Compared to usual care, the health check reduced CVD incidence for both males (RR = 0.87) and females (RR = 0.91) over a 5-year time. In a lifetime projection, health check led to an average 0.008 and 0.003 QALYs gained per male and female participants respectively. The estimates ICERs were AU $42,355 and AU $133,504 per QALY gained for males and females, respectively. A probabilistic sensitivity analysis demonstrated a probability of cost-effectiveness of 17.5% and 0% for male and female attendees, assuming a willingness to pay threshold of AU $28,000 per QALY gained.

CONCLUSION

The 45-49 year old health check is associated with a small expected QALY gain per participant, though the persons avoiding CVD events experience large health gains.
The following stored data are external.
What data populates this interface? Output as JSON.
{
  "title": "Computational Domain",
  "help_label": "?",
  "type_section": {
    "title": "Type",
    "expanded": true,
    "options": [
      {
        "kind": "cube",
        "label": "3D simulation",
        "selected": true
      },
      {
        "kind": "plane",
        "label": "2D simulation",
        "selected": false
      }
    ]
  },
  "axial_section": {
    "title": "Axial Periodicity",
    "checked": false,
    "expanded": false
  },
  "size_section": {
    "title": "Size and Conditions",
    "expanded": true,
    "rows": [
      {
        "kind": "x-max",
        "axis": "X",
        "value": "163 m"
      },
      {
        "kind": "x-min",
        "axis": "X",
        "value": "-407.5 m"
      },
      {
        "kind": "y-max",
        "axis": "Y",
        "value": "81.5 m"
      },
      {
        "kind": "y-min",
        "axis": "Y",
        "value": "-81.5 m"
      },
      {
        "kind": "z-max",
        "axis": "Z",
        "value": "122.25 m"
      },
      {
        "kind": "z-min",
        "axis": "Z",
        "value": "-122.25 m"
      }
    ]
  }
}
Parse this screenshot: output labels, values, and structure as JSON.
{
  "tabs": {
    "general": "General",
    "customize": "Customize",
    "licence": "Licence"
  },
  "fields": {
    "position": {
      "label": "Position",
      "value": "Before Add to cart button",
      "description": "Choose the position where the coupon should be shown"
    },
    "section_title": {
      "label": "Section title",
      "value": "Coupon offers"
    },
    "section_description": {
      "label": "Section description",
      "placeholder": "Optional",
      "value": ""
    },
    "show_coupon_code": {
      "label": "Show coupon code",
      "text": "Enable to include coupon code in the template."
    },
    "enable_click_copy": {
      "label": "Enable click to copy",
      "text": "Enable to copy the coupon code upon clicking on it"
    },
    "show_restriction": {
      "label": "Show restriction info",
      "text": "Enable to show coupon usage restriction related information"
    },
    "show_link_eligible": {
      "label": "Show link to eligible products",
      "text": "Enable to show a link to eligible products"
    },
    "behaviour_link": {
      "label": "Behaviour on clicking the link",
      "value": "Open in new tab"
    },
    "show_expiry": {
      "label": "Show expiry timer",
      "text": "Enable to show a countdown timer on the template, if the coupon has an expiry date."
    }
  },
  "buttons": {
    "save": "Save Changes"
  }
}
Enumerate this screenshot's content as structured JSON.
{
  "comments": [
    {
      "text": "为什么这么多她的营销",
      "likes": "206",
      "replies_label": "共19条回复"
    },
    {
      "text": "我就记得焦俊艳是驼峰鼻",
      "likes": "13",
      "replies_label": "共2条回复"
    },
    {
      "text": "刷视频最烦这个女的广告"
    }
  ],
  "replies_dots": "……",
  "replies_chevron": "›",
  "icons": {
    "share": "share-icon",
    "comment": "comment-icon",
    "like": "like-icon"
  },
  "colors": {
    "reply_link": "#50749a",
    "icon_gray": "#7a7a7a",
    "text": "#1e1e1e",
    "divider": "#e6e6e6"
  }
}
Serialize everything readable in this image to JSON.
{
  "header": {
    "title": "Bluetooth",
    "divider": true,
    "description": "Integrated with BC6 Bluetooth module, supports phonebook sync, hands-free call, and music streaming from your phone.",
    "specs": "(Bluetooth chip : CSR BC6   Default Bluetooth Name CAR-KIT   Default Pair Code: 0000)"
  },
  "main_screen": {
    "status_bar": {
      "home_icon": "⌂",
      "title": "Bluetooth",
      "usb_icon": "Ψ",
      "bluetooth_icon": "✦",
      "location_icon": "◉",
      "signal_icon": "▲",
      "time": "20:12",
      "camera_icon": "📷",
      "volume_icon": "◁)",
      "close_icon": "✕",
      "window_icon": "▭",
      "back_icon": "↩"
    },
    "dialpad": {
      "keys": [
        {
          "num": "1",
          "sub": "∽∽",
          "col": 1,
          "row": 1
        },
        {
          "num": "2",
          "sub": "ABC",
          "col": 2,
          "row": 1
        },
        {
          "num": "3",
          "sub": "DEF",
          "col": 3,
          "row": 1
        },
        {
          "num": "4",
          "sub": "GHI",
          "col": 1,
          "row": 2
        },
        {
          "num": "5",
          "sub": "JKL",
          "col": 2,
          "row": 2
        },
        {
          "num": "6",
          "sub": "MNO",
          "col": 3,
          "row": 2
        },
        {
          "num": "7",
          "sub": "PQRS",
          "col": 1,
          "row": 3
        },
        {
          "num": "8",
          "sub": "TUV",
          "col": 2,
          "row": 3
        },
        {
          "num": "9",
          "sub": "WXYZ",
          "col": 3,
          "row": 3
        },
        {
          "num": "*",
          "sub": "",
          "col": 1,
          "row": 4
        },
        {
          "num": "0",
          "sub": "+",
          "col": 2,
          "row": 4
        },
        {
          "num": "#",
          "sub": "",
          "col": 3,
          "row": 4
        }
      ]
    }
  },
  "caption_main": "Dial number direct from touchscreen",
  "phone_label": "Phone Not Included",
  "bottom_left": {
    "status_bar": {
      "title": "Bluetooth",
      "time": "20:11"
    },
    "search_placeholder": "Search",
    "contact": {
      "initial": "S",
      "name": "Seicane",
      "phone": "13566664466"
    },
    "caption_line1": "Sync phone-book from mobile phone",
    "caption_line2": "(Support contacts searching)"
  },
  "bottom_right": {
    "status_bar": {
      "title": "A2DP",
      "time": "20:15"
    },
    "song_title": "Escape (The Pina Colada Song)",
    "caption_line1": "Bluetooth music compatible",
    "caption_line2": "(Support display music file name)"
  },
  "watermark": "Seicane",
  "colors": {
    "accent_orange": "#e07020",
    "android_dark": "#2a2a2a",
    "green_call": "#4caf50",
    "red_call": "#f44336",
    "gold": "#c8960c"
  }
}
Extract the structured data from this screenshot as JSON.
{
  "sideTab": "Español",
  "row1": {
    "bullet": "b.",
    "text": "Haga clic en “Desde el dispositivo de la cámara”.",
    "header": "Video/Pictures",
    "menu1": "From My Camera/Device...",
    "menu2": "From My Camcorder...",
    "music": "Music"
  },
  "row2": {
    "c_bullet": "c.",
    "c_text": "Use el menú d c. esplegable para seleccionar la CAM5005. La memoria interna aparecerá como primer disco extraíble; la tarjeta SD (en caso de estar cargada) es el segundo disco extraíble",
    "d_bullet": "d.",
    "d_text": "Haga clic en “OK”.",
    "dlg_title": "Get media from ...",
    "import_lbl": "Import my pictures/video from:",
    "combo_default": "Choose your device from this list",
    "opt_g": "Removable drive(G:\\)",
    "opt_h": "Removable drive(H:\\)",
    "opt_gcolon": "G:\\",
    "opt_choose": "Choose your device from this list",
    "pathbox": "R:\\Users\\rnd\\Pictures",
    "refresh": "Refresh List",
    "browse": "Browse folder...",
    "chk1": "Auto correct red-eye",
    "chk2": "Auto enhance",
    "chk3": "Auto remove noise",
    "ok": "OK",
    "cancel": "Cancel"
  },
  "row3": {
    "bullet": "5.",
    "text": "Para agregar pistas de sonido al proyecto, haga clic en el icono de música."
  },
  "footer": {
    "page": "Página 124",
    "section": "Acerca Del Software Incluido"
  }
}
The mean ICER is larger than an empirical estimate of the threshold ICER and the evaluated health check is highly unlikely to be cost-effective.

摘要

目的

利用二次数据来源评估澳大利亚普通诊所中 45-49 岁健康检查相对于常规护理的潜在成本效益。

方法

使用国家健康调查数据为假设的澳大利亚队列生成风险因素概况。根据健康检查后 5 年内风险因素变化的荟萃分析,对干预效果进行建模。应用 Framingham 风险方程分别估计健康检查组和常规护理组的 5 年内心血管疾病(CVD)发病率。然后构建马尔可夫模型,以推断两组的长期 CVD 结局、医疗保健成本和健康调整生命年(QALY)。将健康检查相关成本应用于健康检查组,根据临床指南和专家意见进行估算。将终生成本应用于两组,包括 CVD 事件住院费用和相关事件后医疗服务使用费用。分别计算男性和女性患者的增量成本效益比(ICER)。

结果

与常规护理相比,健康检查在 5 年内降低了男性(RR=0.87)和女性(RR=0.91)的 CVD 发病率。在终生预测中,健康检查使男性和女性参与者平均分别获得 0.008 和 0.003 个 QALY。估计的 ICER 分别为男性和女性参与者每获得一个 QALY 的增量成本效益为 42355 澳元和 133504 澳元。概率敏感性分析表明,对于愿意支付每 QALY 获得阈值为 28000 澳元的男性和女性参与者,该健康检查的成本效益概率分别为 17.5%和 0%。

结论

45-49 岁健康检查与每个参与者预期获得的少量 QALY 增益相关,但避免 CVD 事件的人会获得较大的健康收益。平均 ICER 大于经验估计的阈值 ICER,评估的健康检查极不可能具有成本效益。